I suggest you find a mechanic with a great deal more insight into the workings of an AC system.


#9

The only compressor issues I’ve had is when they lock up, blow apart, or the clutch goes. No question the compressor was shot and the system had to be flushed. No reason that a compressor can’t just wear out though and not compress anymore which the method Tester suggested would confirm that.


#10

Yes, that makes a lot of sense. They have the test equipment to verify all the temperatures and pressures are correct at all the right places in the system and that the test point pressures vary with temperature and AC control settings as they should.


#11

Seems to me monitoring the high and low side pressures will tell if the compressor stops pumping properly.
Has the condenser been checked for blockage by leaves, bugs etc.?


#12

Ron,

Yesterday I drove from Evergreen to Costco in Denver. 70% interstate. As an aside and quite unbelievably, the AC blew not cool but cold all the way to Costco–~25 miles. The truck had not had that kind of AC cold for at least a year. I arrived at Costco gas, left the engine running and watched for the water drip for about 2 minutes–no drip. The humidity was 30% so I’m not so sure how much condensate, if any, an AC would be pulling out of cabin air? When I left Costco for Evergreen the AC blew ambient temperature all the way home–no cool/cold no drip.

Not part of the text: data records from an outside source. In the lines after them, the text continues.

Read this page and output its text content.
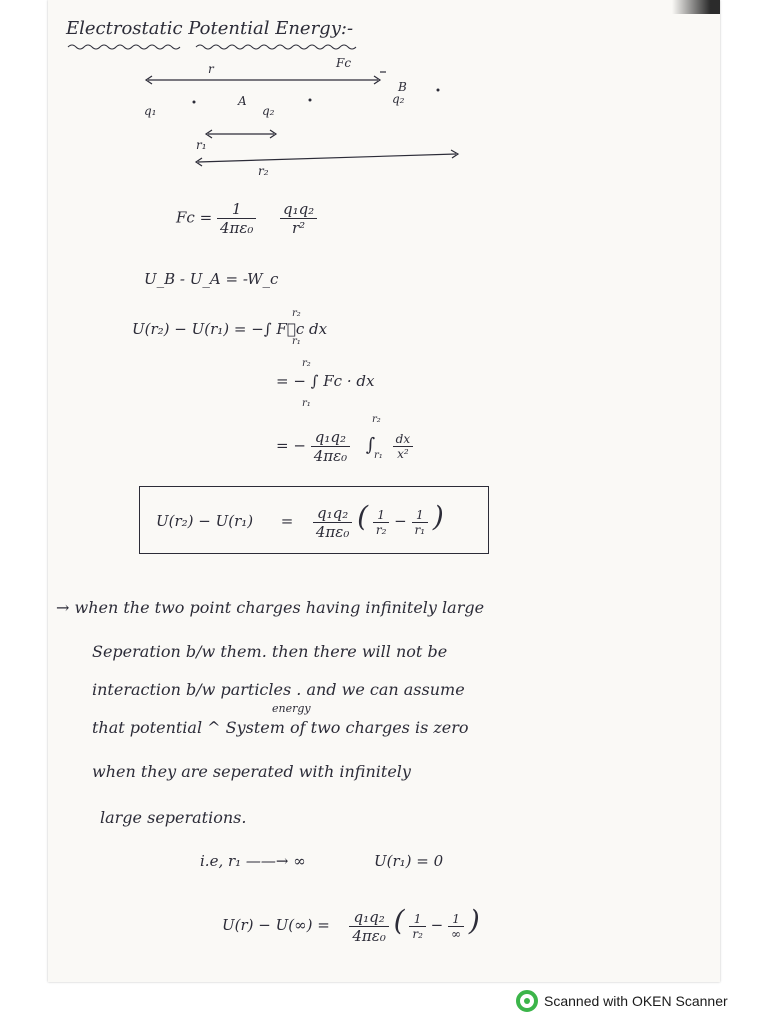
Electrostatic Potential Energy:-
r	Fc
q₁
A
q₂
B
q₂
r₁
r₂
$Fc = \frac{1}{\text{4πε₀}}$
$\frac{\text{q₁q₂}}{\text{r²}}$
U_B - U_A = -W_c
U(r₂) − U(r₁) = −∫ F⃗c dx
r₂
r₁
= − ∫ Fc · dx
r₂
r₁
= − $\frac{\text{q₁q₂}}{\text{4πε₀}}$ ∫ $\frac{dx}{\text{x²}}$
r₂
r₁
$U(r_2) - U(r_1) = \frac{\text{q₁q₂}}{\text{4πε₀}}$ ( $\frac{1}{\text{r₂}} - \frac{1}{\text{r₁}}$ )
→ when the two point charges having infinitely large
Seperation b/w them. then there will not be
interaction b/w particles . and we can assume
energy
that potential ^ System of two charges is zero
when they are seperated with infinitely
large seperations.
i.e, r₁ ——→ ∞	U(r₁) = 0
$U(r) - U(\infty) = \frac{\text{q₁q₂}}{\text{4πε₀}}$ ( $\frac{1}{\text{r₂}} - \frac{1}{\infty}$ )
Scanned with OKEN Scanner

There does not seem to be any relationship between speed and AC cool. There is definitely a relationship between ambient temperature and cool. If ambient temperature is above 70-75 you can forget whatever measly AC (except for yesterday morning) the unit will produce until it goes ambient.

Since the compressor would obviously seem to have been working full bore on the way to Costco does that mean the compressor is likely fine and that there is ‘something’ else causing this problem?

I’ve given up on general mechanics and my AC. I’m now in the market for an AC shop in Denver that’s got a great reputation.

Mark


#13

Good decision.


#14

circuitsmith,

I know zip about auto AC’s. Can ‘I’ see the condenser without too much trouble and the area that might get blocked with leaves?

Mark


#15

The condenser looks like a mini-radiator in front of the main radiator for the engine.
The fact that it works OK sometimes rules out the compressor for me.
Compressor failures I’ve seen are catastrophic one time events.


#16

The AC blew cool/cold house to library first trip today ~4 miles. At the library with engine running I walked around to the right side and no dripping. Same as yesterday. Current humidity 13%. Then drove to the gym ~5 miles. AC now blowing cool vs cold. Arrived at gym, no dripping.

Since the condenser is front of the radiator couldn’t I just shine a flashlight through the truck grille vs taking stuff apart to determine if I have significant bug/leaf coverage or fin physical damage?


#17

But the ? remains-- HOW to locate the really good shop?


#18

Angie’s list, maybe Google reviews, etc. The only solid ways to know a good shop are good first or reliable second hand experiences.

I want to take a shot in the dark and guess that your Silverado has a climate control computer that lets you set a temperature (probably not a digital readout), and uses one or more cabin sensors to adjust the temperature accordingly. With three mechanics looking the system and coming up empty, I have a feeling the electrical aspect has been ignored and very well may be the cause of the problem.

If your system only allows you select hot or cold, ignore my guess.

Best of luck!


#19

Yeah that may be the issue. If the compressor works and the freon level is up, it may be time for the electronics to be looked at. I had intermittent AC in one of my Rivs and it was the HVAC programmer. I think I paid $25 at the junk yard. Everything seems to be $25 at the junk yard.


#20

I just talked to my daughter in Denver. She used a place called Autolab. She thought she paid a lot for her AC problem, but felt comfortable the way they done the repair and took the time to explain to here what is wrong and what need to be done to get it fixed.